“Pengakuan seperti itu, setelah pembantaian tanggal 7 Oktober, akan memberikan imbalan yang sangat besar bagi terorisme yang belum pernah terjadi sebelumnya dan akan menghalangi perjanjian perdamaian di masa depan,” katanya.
“Israel dengan tegas menolak diktat internasional mengenai penyelesaian permanen dengan Palestina,” tambahnya, seraya mengatakan bahwa perjanjian perdamaian hanya dapat dihasilkan dari “negosiasi langsung tanpa prasyarat”, AFP melaporkan.
The Washington Post melaporkan bahwa rencana tersebut akan dimulai dengan gencatan senjata “diperkirakan akan berlangsung setidaknya enam minggu”, dan para pejabat berharap bahwa kesepakatan dapat dicapai sebelum dimulainya bulan suci Ramadhan pada 10 Maret.
Perjanjian tersebut akan mencakup jeda dalam pertempuran, pembebasan sandera yang ditahan oleh Hamas di Gaza sejak serangan 7 Oktober, dan jadwal pembentukan negara Palestina.

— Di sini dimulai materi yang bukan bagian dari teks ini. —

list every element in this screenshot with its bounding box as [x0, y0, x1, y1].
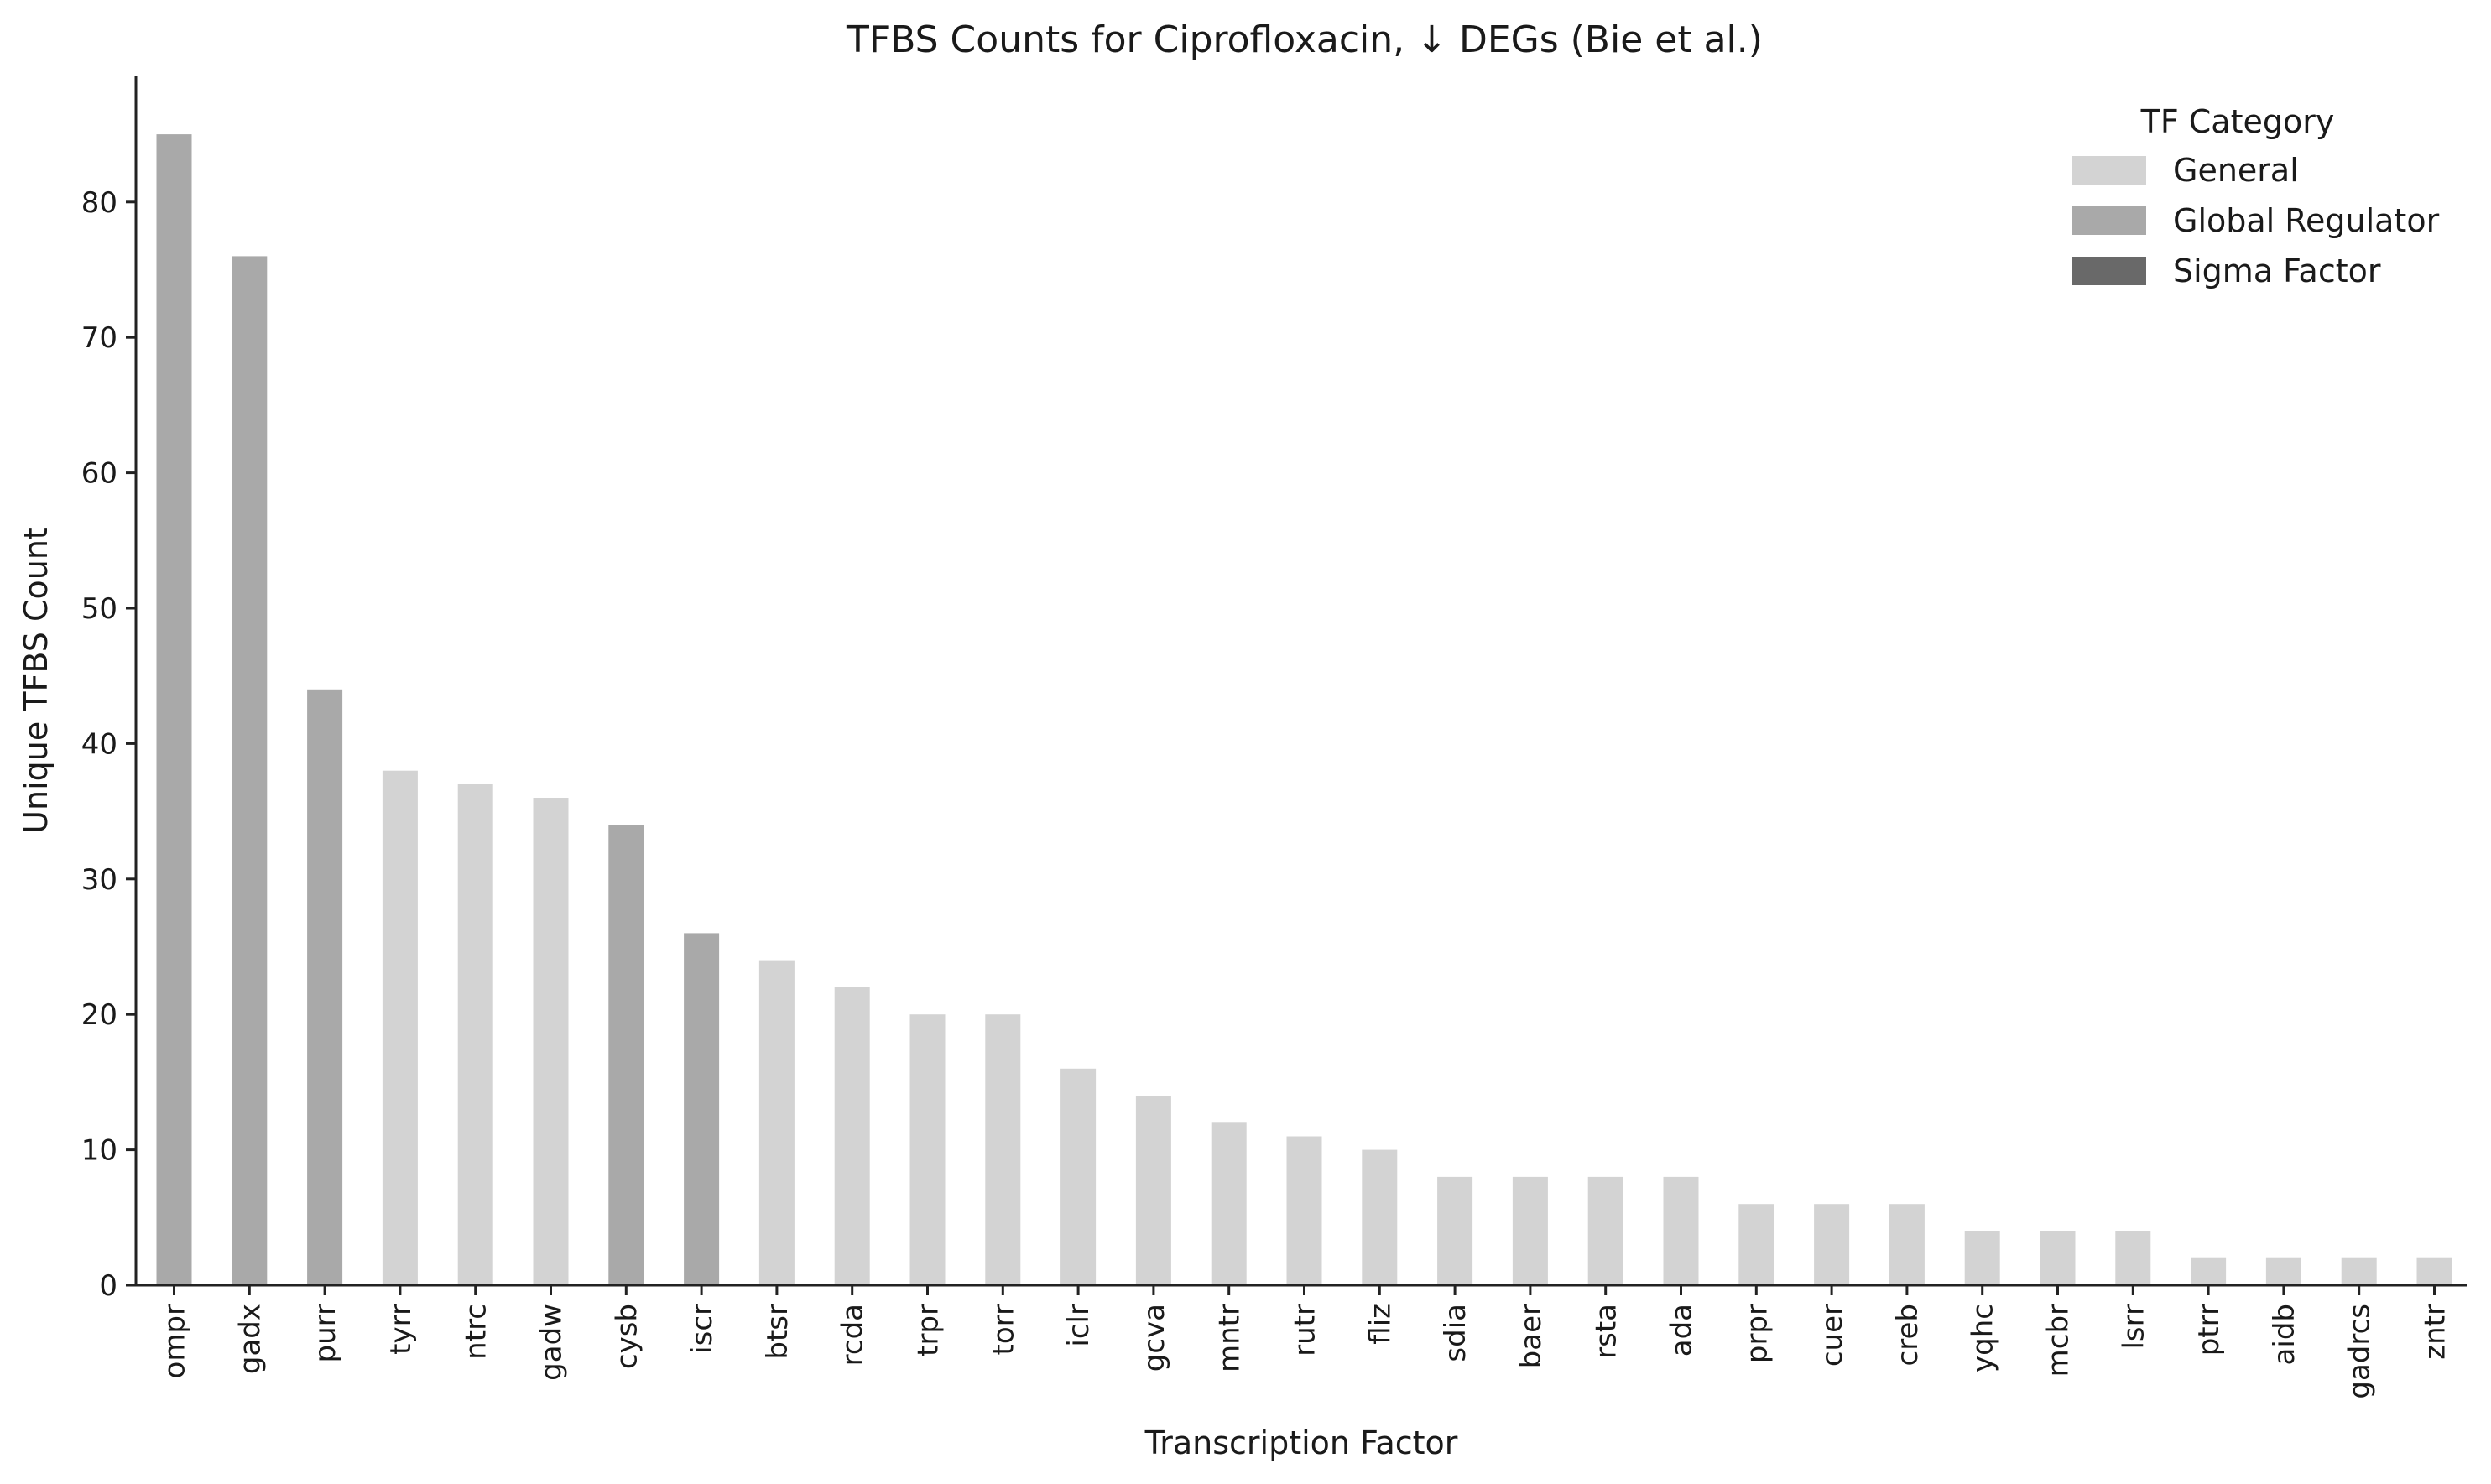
bar-tyrr	[382, 770, 418, 1285]
legend-swatch-sigma-factor	[2072, 257, 2146, 285]
x-tick-label-yqhc: yqhc	[1967, 1304, 2000, 1372]
bar-ptrr	[2191, 1257, 2227, 1285]
y-tick-label-70: 70	[81, 321, 117, 355]
bar-mntr	[1211, 1122, 1247, 1285]
chart-title: TFBS Counts for Ciprofloxacin, ↓ DEGs (B…	[846, 18, 1763, 61]
x-tick-label-rsta: rsta	[1590, 1304, 1623, 1359]
x-tick-label-ntrc: ntrc	[460, 1304, 493, 1360]
bar-gadrcs	[2341, 1257, 2377, 1285]
y-tick-label-80: 80	[81, 186, 117, 220]
x-tick-label-lsrr: lsrr	[2117, 1304, 2150, 1350]
bar-trpr	[909, 1014, 946, 1285]
x-tick-label-iscr: iscr	[685, 1304, 719, 1354]
bar-rcda	[834, 987, 870, 1285]
y-tick-label-30: 30	[81, 863, 117, 897]
bar-iclr	[1060, 1068, 1097, 1285]
bar-btsr	[758, 960, 795, 1285]
legend-label-general: General	[2173, 152, 2299, 189]
y-tick-label-0: 0	[99, 1269, 117, 1303]
x-axis-title: Transcription Factor	[1144, 1424, 1458, 1461]
y-tick-label-40: 40	[81, 727, 117, 761]
x-tick-label-creb: creb	[1891, 1304, 1925, 1366]
x-tick-label-rutr: rutr	[1289, 1304, 1322, 1356]
x-tick-label-sdia: sdia	[1439, 1304, 1472, 1362]
legend-label-global-regulator: Global Regulator	[2173, 202, 2440, 239]
bar-creb	[1889, 1204, 1925, 1285]
x-tick-label-gadrcs: gadrcs	[2343, 1304, 2377, 1399]
x-tick-label-cuer: cuer	[1816, 1304, 1849, 1367]
legend: TF Category General Global Regulator Sigma…	[2072, 103, 2440, 289]
x-tick-label-btsr: btsr	[761, 1304, 795, 1360]
y-axis: 0 10 20 30 40 50 60 70 80	[81, 76, 138, 1303]
x-tick-label-gadx: gadx	[233, 1304, 267, 1374]
x-tick-label-torr: torr	[987, 1304, 1020, 1356]
x-tick-label-trpr: trpr	[912, 1304, 946, 1356]
x-tick-label-ada: ada	[1665, 1304, 1699, 1356]
x-tick-label-zntr: zntr	[2419, 1304, 2452, 1360]
x-tick-label-ptrr: ptrr	[2192, 1304, 2226, 1356]
legend-swatch-global-regulator	[2072, 206, 2146, 235]
y-tick-label-50: 50	[81, 592, 117, 626]
x-tick-label-ompr: ompr	[159, 1304, 192, 1379]
bar-prpr	[1738, 1204, 1774, 1285]
bar-purr	[307, 689, 343, 1285]
x-tick-label-purr: purr	[309, 1304, 342, 1363]
x-tick-label-mcbr: mcbr	[2042, 1304, 2076, 1377]
x-tick-label-gadw: gadw	[535, 1304, 569, 1381]
bar-gadx	[232, 256, 268, 1285]
bar-ntrc	[457, 784, 493, 1285]
bar-sdia	[1437, 1176, 1473, 1285]
x-tick-label-gcva: gcva	[1138, 1304, 1171, 1372]
legend-title: TF Category	[2140, 103, 2335, 140]
bar-zntr	[2416, 1257, 2452, 1285]
bar-lsrr	[2115, 1231, 2151, 1285]
y-tick-label-10: 10	[81, 1134, 117, 1168]
bar-aidb	[2265, 1257, 2301, 1285]
bar-torr	[985, 1014, 1021, 1285]
bar-ada	[1663, 1176, 1699, 1285]
bar-rsta	[1587, 1176, 1623, 1285]
y-tick-label-60: 60	[81, 457, 117, 491]
y-tick-label-20: 20	[81, 998, 117, 1032]
x-tick-label-fliz: fliz	[1363, 1304, 1397, 1345]
bar-iscr	[684, 933, 720, 1285]
bar-cuer	[1814, 1204, 1850, 1285]
legend-label-sigma-factor: Sigma Factor	[2173, 253, 2381, 289]
y-axis-title: Unique TFBS Count	[18, 527, 55, 834]
x-tick-label-prpr: prpr	[1740, 1304, 1774, 1363]
x-tick-label-cysb: cysb	[610, 1304, 644, 1369]
legend-entries: General Global Regulator Sigma Factor	[2072, 152, 2440, 289]
bar-rutr	[1286, 1136, 1322, 1285]
bar-yqhc	[1964, 1231, 2000, 1285]
bar-mcbr	[2040, 1231, 2076, 1285]
bar-ompr	[156, 134, 192, 1286]
bar-fliz	[1362, 1149, 1398, 1285]
x-axis: ompr gadx purr tyrr ntrc gadw cysb iscr btsr rcda…	[136, 1284, 2467, 1399]
x-tick-label-rcda: rcda	[836, 1304, 870, 1366]
bar-gcva	[1135, 1096, 1171, 1285]
legend-swatch-general	[2072, 156, 2146, 185]
x-tick-label-tyrr: tyrr	[384, 1304, 418, 1355]
x-tick-label-mntr: mntr	[1213, 1304, 1247, 1372]
bar-cysb	[608, 825, 644, 1285]
x-tick-label-aidb: aidb	[2268, 1304, 2301, 1365]
bars-group	[156, 134, 2452, 1286]
x-tick-label-iclr: iclr	[1062, 1304, 1096, 1347]
bar-gadw	[533, 798, 569, 1285]
x-tick-label-baer: baer	[1514, 1304, 1548, 1368]
bar-baer	[1512, 1176, 1548, 1285]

“Kami tidak akan pernah menyetujui rencana seperti itu, yang pada kenyataannya mengatakan bahwa orang-orang Palestina pantas mendapat imbalan atas pembantaian mengerikan yang telah mereka lakukan,” tulis Smotrich di X, menggambarkan negara Palestina sebagai “ancaman nyata terhadap Negara Israel”.
Sementara itu, Reuters melaporkan bahwa Presiden AS Joe Biden menegaskan kembali kepada Perdana Menteri Israel Benjamin Netanyahu bahwa melanjutkan aksi militer di Rafah tanpa rencana yang kredibel untuk melindungi warga sipil Palestina tidak disarankan, sesuai pernyataan Gedung Putih.
Ini merupakan kedua kalinya dalam seminggu Biden memperingatkan Netanyahu agar tidak memasuki bagian selatan Jalur Gaza tanpa menjamin keselamatan sekitar 1 juta orang yang berlindung di sana.
Selain itu, mereka membahas negosiasi penyanderaan yang sedang berlangsung, dengan Biden berkomitmen untuk melanjutkan upaya untuk menjamin pembebasan sandera yang telah disandera Hamas selama 132 hari, menurut laporan Gedung Putih tentang percakapan tersebut.